Reputation: 3
I need to delete the data from table1
for the ids present in table2
.
I have executed the following statement but it is going for table scan even though indexes are present:
DELETE FROM table1 t1 WHERE t1.ID IN (SELECT T.ID FROM table2 T) ;
Is there some other way to join tables in DB2 for delete statement so that I can avoid table scan.
Upvotes: 0
Views: 10048
Reputation: 11042
A table scan, in and of itself, is not necessarily a bad thing.
CAVEAT: Without an explain plan or DDL for table1
, you can't get a complete answer for this particular case.
That said, DB2's optimizer will determine the most efficient plan for executing the query.

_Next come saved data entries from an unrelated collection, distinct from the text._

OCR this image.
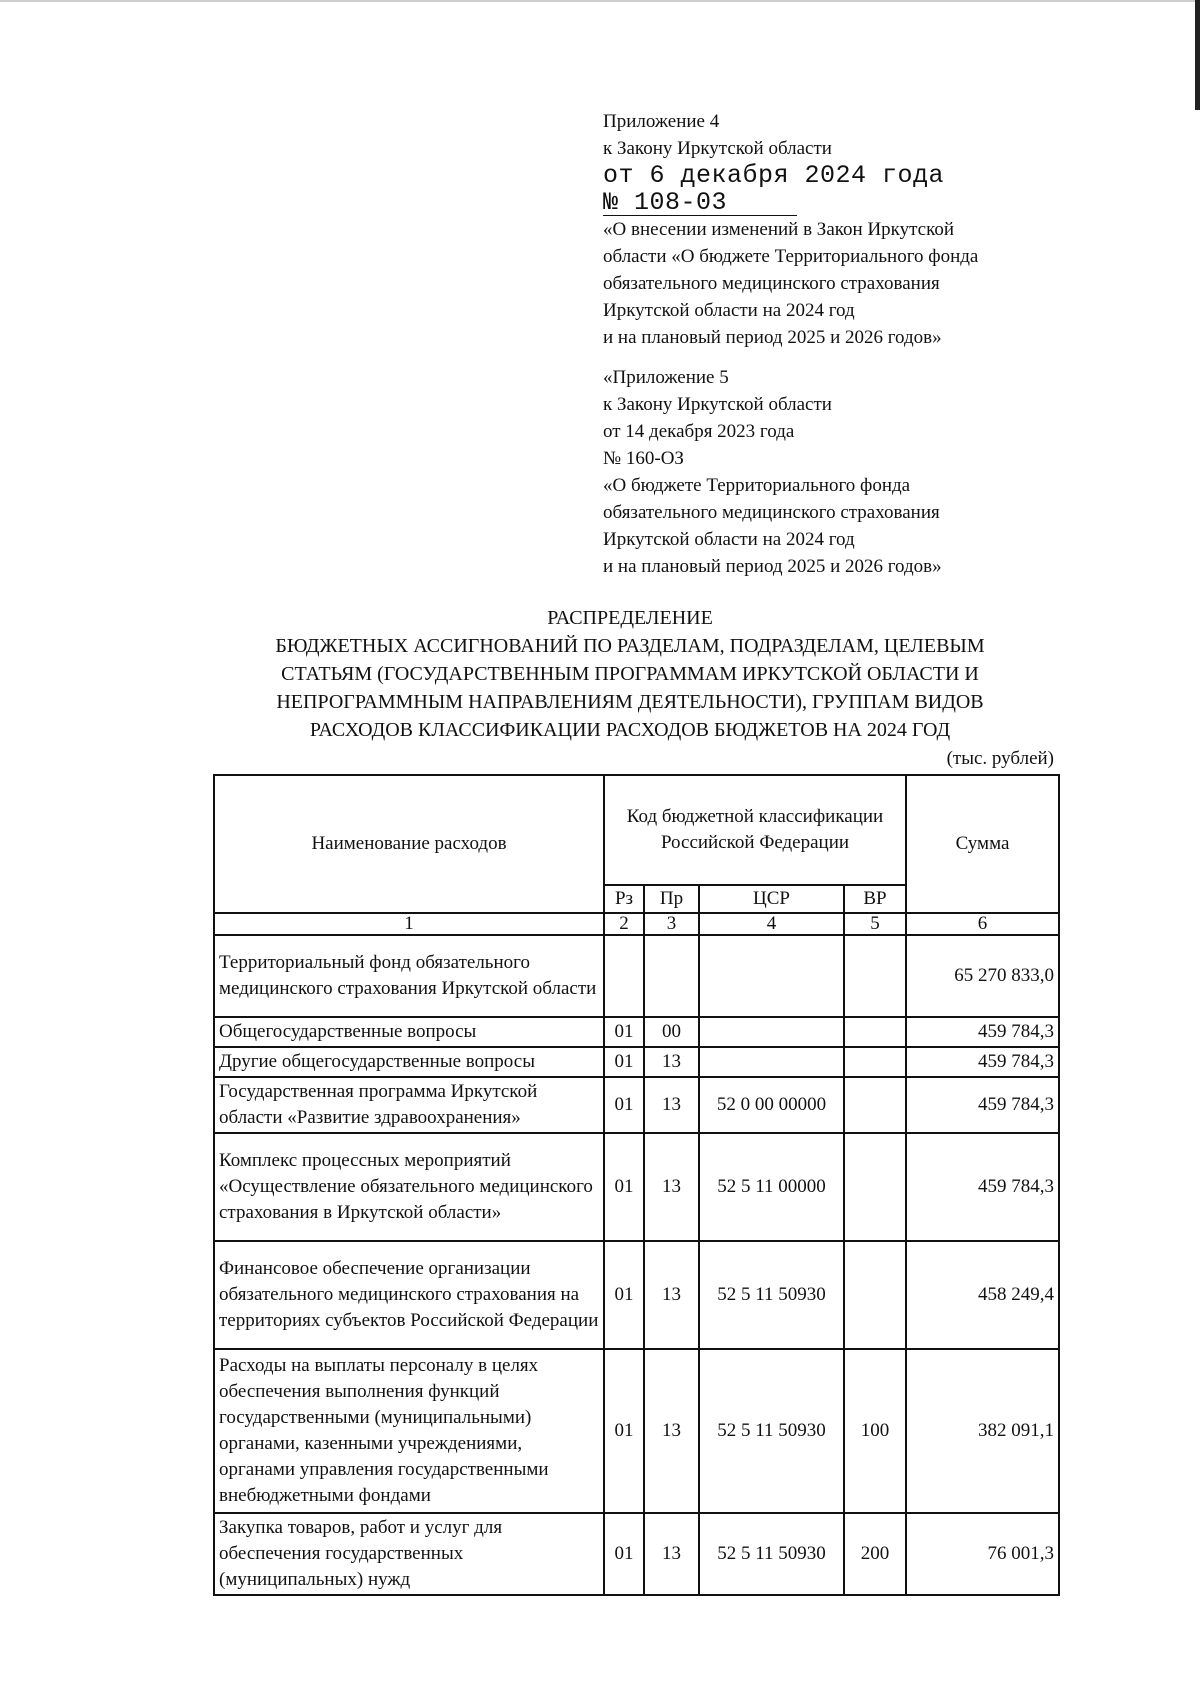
Приложение 4
к Закону Иркутской области
от 6 декабря 2024 года
№ 108-03
«О внесении изменений в Закон Иркутской
области «О бюджете Территориального фонда
обязательного медицинского страхования
Иркутской области на 2024 год
и на плановый период 2025 и 2026 годов»
«Приложение 5
к Закону Иркутской области
от 14 декабря 2023 года
№ 160-ОЗ
«О бюджете Территориального фонда
обязательного медицинского страхования
Иркутской области на 2024 год
и на плановый период 2025 и 2026 годов»
РАСПРЕДЕЛЕНИЕ
БЮДЖЕТНЫХ АССИГНОВАНИЙ ПО РАЗДЕЛАМ, ПОДРАЗДЕЛАМ, ЦЕЛЕВЫМ
СТАТЬЯМ (ГОСУДАРСТВЕННЫМ ПРОГРАММАМ ИРКУТСКОЙ ОБЛАСТИ И
НЕПРОГРАММНЫМ НАПРАВЛЕНИЯМ ДЕЯТЕЛЬНОСТИ), ГРУППАМ ВИДОВ
РАСХОДОВ КЛАССИФИКАЦИИ РАСХОДОВ БЮДЖЕТОВ НА 2024 ГОД
(тыс. рублей)
Наименование расходов	Код бюджетной классификации Российской Федерации				Сумма
	Рз	Пр	ЦСР	ВР	
1	2	3	4	5	6
Территориальный фонд обязательного медицинского страхования Иркутской области					65 270 833,0
Общегосударственные вопросы	01	00			459 784,3
Другие общегосударственные вопросы	01	13			459 784,3
Государственная программа Иркутской области «Развитие здравоохранения»	01	13	52 0 00 00000		459 784,3
Комплекс процессных мероприятий «Осуществление обязательного медицинского страхования в Иркутской области»	01	13	52 5 11 00000		459 784,3
Финансовое обеспечение организации обязательного медицинского страхования на территориях субъектов Российской Федерации	01	13	52 5 11 50930		458 249,4
Расходы на выплаты персоналу в целях обеспечения выполнения функций государственными (муниципальными) органами, казенными учреждениями, органами управления государственными внебюджетными фондами	01	13	52 5 11 50930	100	382 091,1
Закупка товаров, работ и услуг для обеспечения государственных (муниципальных) нужд	01	13	52 5 11 50930	200	76 001,3
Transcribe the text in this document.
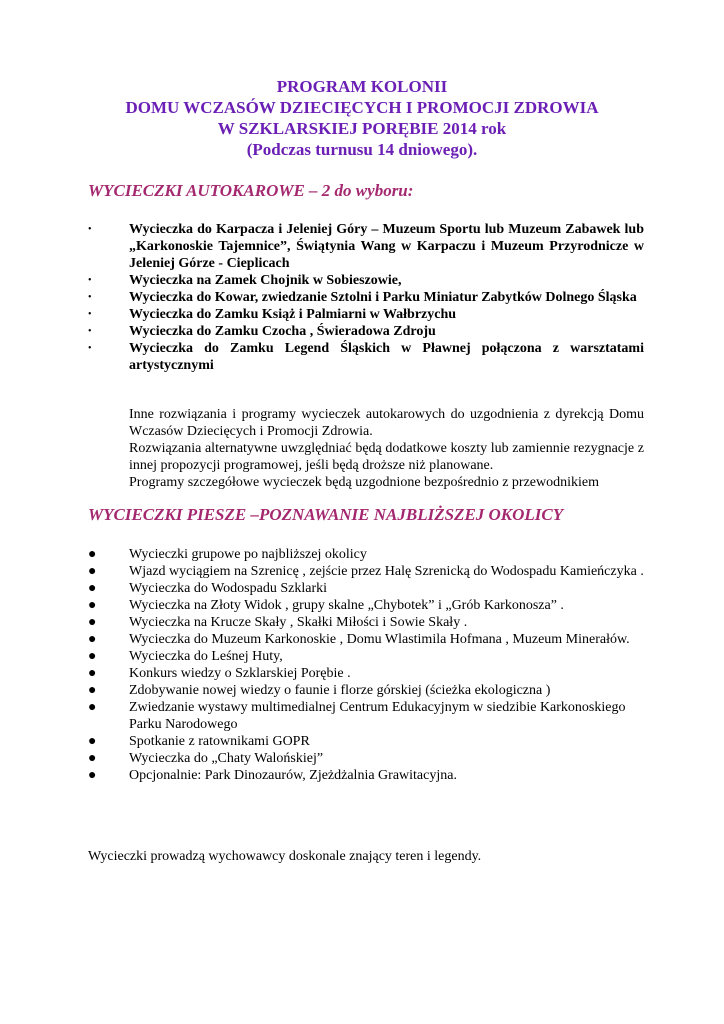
PROGRAM KOLONII
DOMU WCZASÓW DZIECIĘCYCH I PROMOCJI ZDROWIA
W SZKLARSKIEJ PORĘBIE 2014 rok
(Podczas turnusu 14 dniowego).
WYCIECZKI AUTOKAROWE – 2 do wyboru:
•	Wycieczka do Karpacza i Jeleniej Góry – Muzeum Sportu lub Muzeum Zabawek lub „Karkonoskie Tajemnice”, Świątynia Wang w Karpaczu i Muzeum Przyrodnicze w Jeleniej Górze - Cieplicach
•	Wycieczka na Zamek Chojnik w Sobieszowie,
•	Wycieczka do Kowar, zwiedzanie Sztolni i Parku Miniatur Zabytków Dolnego Śląska
•	Wycieczka do Zamku Książ i Palmiarni w Wałbrzychu
•	Wycieczka do Zamku Czocha , Świeradowa Zdroju
•	Wycieczka do Zamku Legend Śląskich w Pławnej połączona z warsztatami artystycznymi

Inne rozwiązania i programy wycieczek autokarowych do uzgodnienia z dyrekcją Domu Wczasów Dziecięcych i Promocji Zdrowia.

Rozwiązania alternatywne uwzględniać będą dodatkowe koszty lub zamiennie rezygnacje z innej propozycji programowej, jeśli będą droższe niż planowane.

Programy szczegółowe wycieczek będą uzgodnione bezpośrednio z przewodnikiem

WYCIECZKI PIESZE –POZNAWANIE NAJBLIŻSZEJ OKOLICY
● Wycieczki grupowe po najbliższej okolicy
● Wjazd wyciągiem na Szrenicę , zejście przez Halę Szrenicką do Wodospadu Kamieńczyka .
● Wycieczka do Wodospadu Szklarki
● Wycieczka na Złoty Widok , grupy skalne „Chybotek” i „Grób Karkonosza” .
● Wycieczka na Krucze Skały , Skałki Miłości i Sowie Skały .
● Wycieczka do Muzeum Karkonoskie , Domu Wlastimila Hofmana , Muzeum Minerałów.
● Wycieczka do Leśnej Huty,
● Konkurs wiedzy o Szklarskiej Porębie .
● Zdobywanie nowej wiedzy o faunie i florze górskiej (ścieżka ekologiczna )
● Zwiedzanie wystawy multimedialnej Centrum Edukacyjnym w siedzibie Karkonoskiego Parku Narodowego
● Spotkanie z ratownikami GOPR
● Wycieczka do „Chaty Walońskiej”
● Opcjonalnie: Park Dinozaurów, Zjeżdżalnia Grawitacyjna.
Wycieczki prowadzą wychowawcy doskonale znający teren i legendy.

Depending on how much data you're deleting from table1
, it may simply be more efficient to scan the table than it would be to go through the index for each ID to be deleted and then fetch the row(s).
Some of the factors that go into the optimizer's decision for this are:
Table and index statistics
The number of rows to be deleted (and relative to the total number of rows in table1
)
The cluster ratio (or cluster factor) of the potentially useful index(es)
The number of levels in the aforementioned index(es)
Bufferpool size(s)
Here is an extremely simplistic example illustrating the point that a table scan isn't necessarily bad:
Assume that t1
has 500 pages, and the index i1
that you believe should be used has 3 levels and a very low cluster factor. Further, let's assume you're going to delete 200 rows from the table.
To perform the delete via a simple table scan, DB2 will scan 500 data pages for the table.
To do the delete via the index, for each row to delete it will read 3 index pages (root, intermediate and leaf page), plus the data page holding the row. (4 data pages read for each row to be deleted). So, when deleting 200 rows, using the index would mean DB2 is reading 800 pages (60% more than the table scan) – so the optimizer chooses the table scan.
Obviously it's a lot more complicated than this – the size of the index, whether to do a full index scan or (as described) step through the index for each row, buffer pool sizes, cluster ratios and more all play into the optimizer's decision. But there are plenty of cases where the table scan truly is the most efficient method for a given query.
Upvotes: 3